Blick ins Universum
Rätselhafte Galaxienhaufen
- Das Team vom Argelander-Institut für Astronomie der Universität Bonn, das die Aufnahmen des Galaxienhaufens A3266 ausgewertet und analysiert hat (v.l.n.r.): Dr. Yuanyuan Zhao, Dr. Angie Veronica, Dr. Florian Pacaud, Jakob Dietl, Prof. Dr. Thomas Reiprich.
- Foto: Jakob Dietl/Uni Bonn
Bonn (red). Der Blick ins Universum wird schärfer: Das deutsche eROSITA-Konsortium hat seinen zweiten großen öffentlichen Datensatz veröffentlicht und damit den bislang umfassendsten öffentlich zugänglichen Katalog des Röntgenhimmels vorgelegt. An der Auswertung beteiligt ist auch die Universität Bonn. Forschende der Hochschule haben dabei einen massereichen Galaxienhaufen und seine kosmischen Filamente untersucht und Erkenntnisse gewonnen, die bestehende Modelle zur Entstehung des Universums weitgehend bestätigen, zugleich aber neue Fragen aufwerfen.

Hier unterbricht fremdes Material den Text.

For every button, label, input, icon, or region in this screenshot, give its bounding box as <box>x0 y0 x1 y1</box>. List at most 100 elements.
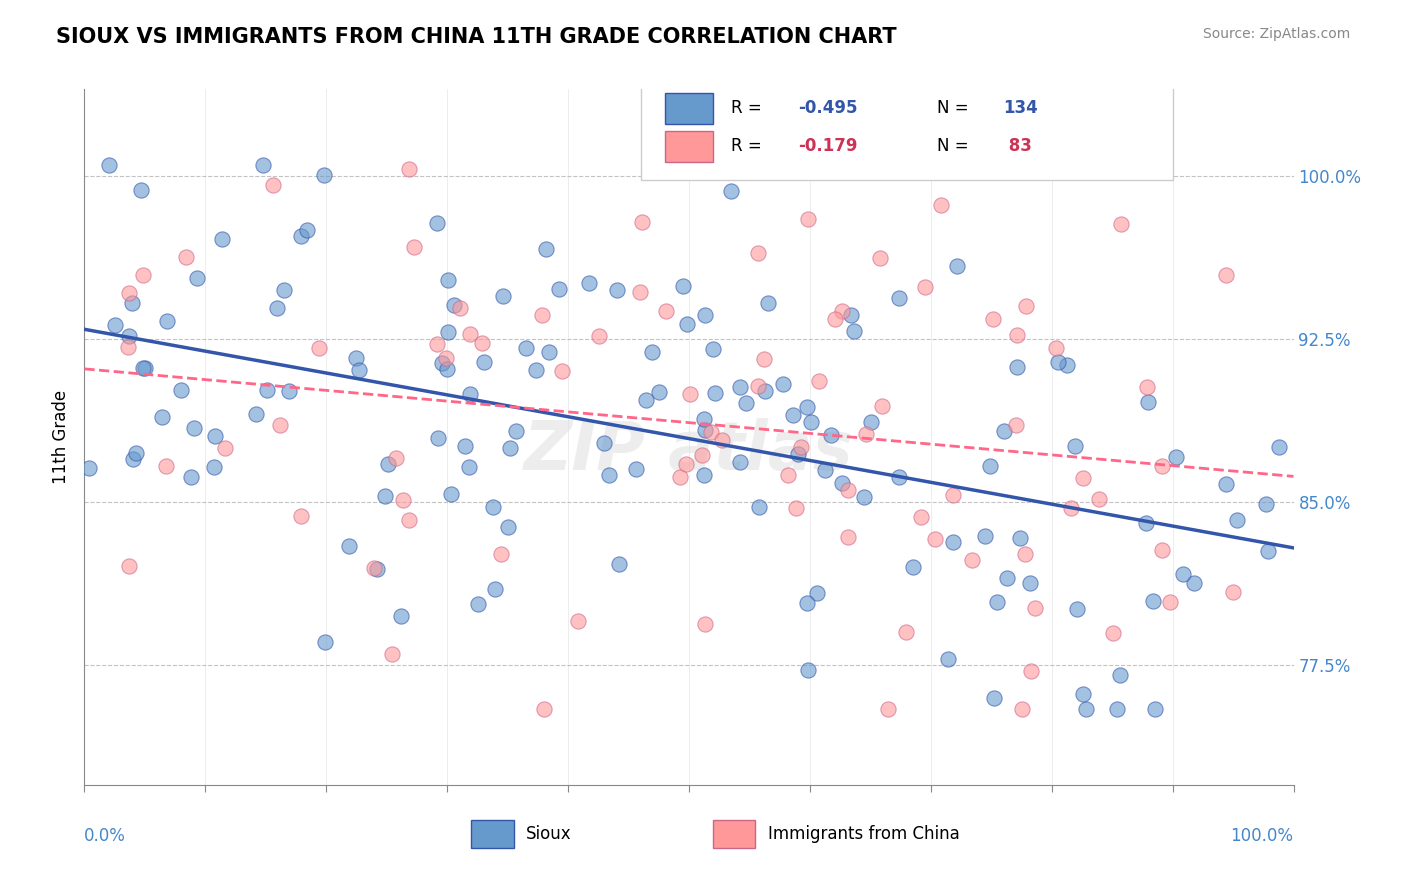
Sioux <box>946 259 969 273</box>
Sioux <box>337 539 360 553</box>
Immigrants from China <box>869 251 891 265</box>
Immigrants from China <box>630 214 652 228</box>
Sioux <box>77 460 100 475</box>
Sioux <box>125 446 148 460</box>
Sioux <box>169 383 191 397</box>
Immigrants from China <box>679 386 702 401</box>
Text: ZIP atlas: ZIP atlas <box>524 418 853 484</box>
Sioux <box>436 362 458 376</box>
Sioux <box>606 283 628 297</box>
Immigrants from China <box>531 308 554 322</box>
Sioux <box>1144 702 1167 716</box>
Immigrants from China <box>385 451 408 466</box>
Immigrants from China <box>458 326 481 341</box>
Immigrants from China <box>1005 328 1028 343</box>
Immigrants from China <box>747 379 769 393</box>
Sioux <box>202 460 225 475</box>
Immigrants from China <box>155 459 177 474</box>
Immigrants from China <box>118 559 141 574</box>
Immigrants from China <box>628 285 651 300</box>
Immigrants from China <box>1150 459 1173 474</box>
FancyBboxPatch shape <box>471 820 513 847</box>
Sioux <box>842 324 865 338</box>
Immigrants from China <box>1159 595 1181 609</box>
Text: 83: 83 <box>1004 137 1032 155</box>
Sioux <box>437 273 460 287</box>
Immigrants from China <box>789 440 811 454</box>
Immigrants from China <box>695 616 717 631</box>
Sioux <box>266 301 288 316</box>
Immigrants from China <box>1071 471 1094 485</box>
Sioux <box>1257 544 1279 558</box>
Sioux <box>1005 359 1028 374</box>
Immigrants from China <box>668 469 690 483</box>
Sioux <box>1109 668 1132 682</box>
Immigrants from China <box>860 159 883 173</box>
Sioux <box>1066 602 1088 616</box>
Sioux <box>211 232 233 246</box>
Immigrants from China <box>778 467 800 482</box>
Sioux <box>692 467 714 482</box>
Sioux <box>1226 514 1249 528</box>
Sioux <box>1008 531 1031 545</box>
Immigrants from China <box>1014 547 1036 561</box>
Sioux <box>986 595 1008 609</box>
Sioux <box>995 571 1018 585</box>
Immigrants from China <box>910 510 932 524</box>
Sioux <box>672 278 695 293</box>
Sioux <box>772 376 794 391</box>
Immigrants from China <box>1015 299 1038 313</box>
Sioux <box>1076 702 1098 716</box>
Immigrants from China <box>1215 268 1237 282</box>
Sioux <box>704 385 727 400</box>
Sioux <box>695 423 717 437</box>
Sioux <box>1137 394 1160 409</box>
Immigrants from China <box>262 178 284 193</box>
Sioux <box>598 468 620 483</box>
FancyBboxPatch shape <box>713 820 755 847</box>
Y-axis label: 11th Grade: 11th Grade <box>52 390 70 484</box>
Sioux <box>787 447 810 461</box>
Immigrants from China <box>824 311 846 326</box>
FancyBboxPatch shape <box>641 75 1173 179</box>
Sioux <box>273 284 295 298</box>
Sioux <box>440 487 463 501</box>
Sioux <box>482 500 505 515</box>
Sioux <box>180 470 202 484</box>
Text: N =: N = <box>936 99 974 117</box>
Sioux <box>347 363 370 377</box>
Immigrants from China <box>588 329 610 343</box>
Sioux <box>1135 516 1157 531</box>
Sioux <box>693 412 716 426</box>
Sioux <box>901 560 924 574</box>
Sioux <box>1064 439 1087 453</box>
Immigrants from China <box>117 340 139 354</box>
Sioux <box>839 308 862 322</box>
Immigrants from China <box>398 513 420 527</box>
Sioux <box>156 314 179 328</box>
Text: R =: R = <box>731 137 768 155</box>
Sioux <box>427 431 450 445</box>
Immigrants from China <box>402 240 425 254</box>
Sioux <box>454 439 477 453</box>
Immigrants from China <box>1060 500 1083 515</box>
Sioux <box>391 609 413 624</box>
Sioux <box>859 416 882 430</box>
Sioux <box>118 328 141 343</box>
Sioux <box>150 410 173 425</box>
Sioux <box>458 460 481 475</box>
Text: Immigrants from China: Immigrants from China <box>768 825 959 843</box>
Immigrants from China <box>489 547 512 561</box>
Immigrants from China <box>796 211 818 226</box>
Immigrants from China <box>471 336 494 351</box>
Sioux <box>641 344 664 359</box>
Sioux <box>256 383 278 397</box>
Sioux <box>498 441 520 455</box>
Immigrants from China <box>214 442 236 456</box>
Immigrants from China <box>426 337 449 351</box>
Sioux <box>498 520 520 534</box>
Sioux <box>344 351 367 365</box>
Immigrants from China <box>700 425 723 440</box>
Text: SIOUX VS IMMIGRANTS FROM CHINA 11TH GRADE CORRELATION CHART: SIOUX VS IMMIGRANTS FROM CHINA 11TH GRAD… <box>56 27 897 46</box>
Immigrants from China <box>1088 491 1111 506</box>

Der neue Datensatz basiert auf den ersten drei Himmelsdurchmusterungen des eROSITA-Teleskops an Bord der Spektrum-Röntgen-Gamma-Mission. Durch die Kombination dieser Beobachtungen entstand eine deutlich erweiterte Bestandsaufnahme des Röntgenhimmels.
Fast zwei Millionen Quellen erfasst
Der Hauptkatalog umfasst nahezu zwei Millionen Röntgenquellen. Dazu zählen vor allem Sterne sowie supermassereiche Schwarze Löcher, die aktiv Materie aufnehmen. Hinzu kommen zehntausende ausgedehnte Objekte wie Galaxienhaufen, nahegelegene Galaxien und Überreste von Supernova-Explosionen.
Im Vergleich zur ersten Datenfreigabe hat sich die Zahl der nachgewiesenen Quellen etwa verdoppelt. Dadurch erhalten Wissenschaftler eine deutlich breitere Grundlage für statistische Untersuchungen und neue Einblicke in die Struktur des Universums.
Auf der Suche nach den Bausteinen des Kosmos
Die Forschungsgruppe um Prof. Dr. Thomas Reiprich und Jakob Dietl vom Argelander-Institut für Astronomie der Universität Bonn konzentrierte sich auf den Galaxienhaufen A3266. Dieser zählt zu den massereichen Strukturen des Universums und ist über sogenannte Filamente mit weiteren Materieansammlungen verbunden.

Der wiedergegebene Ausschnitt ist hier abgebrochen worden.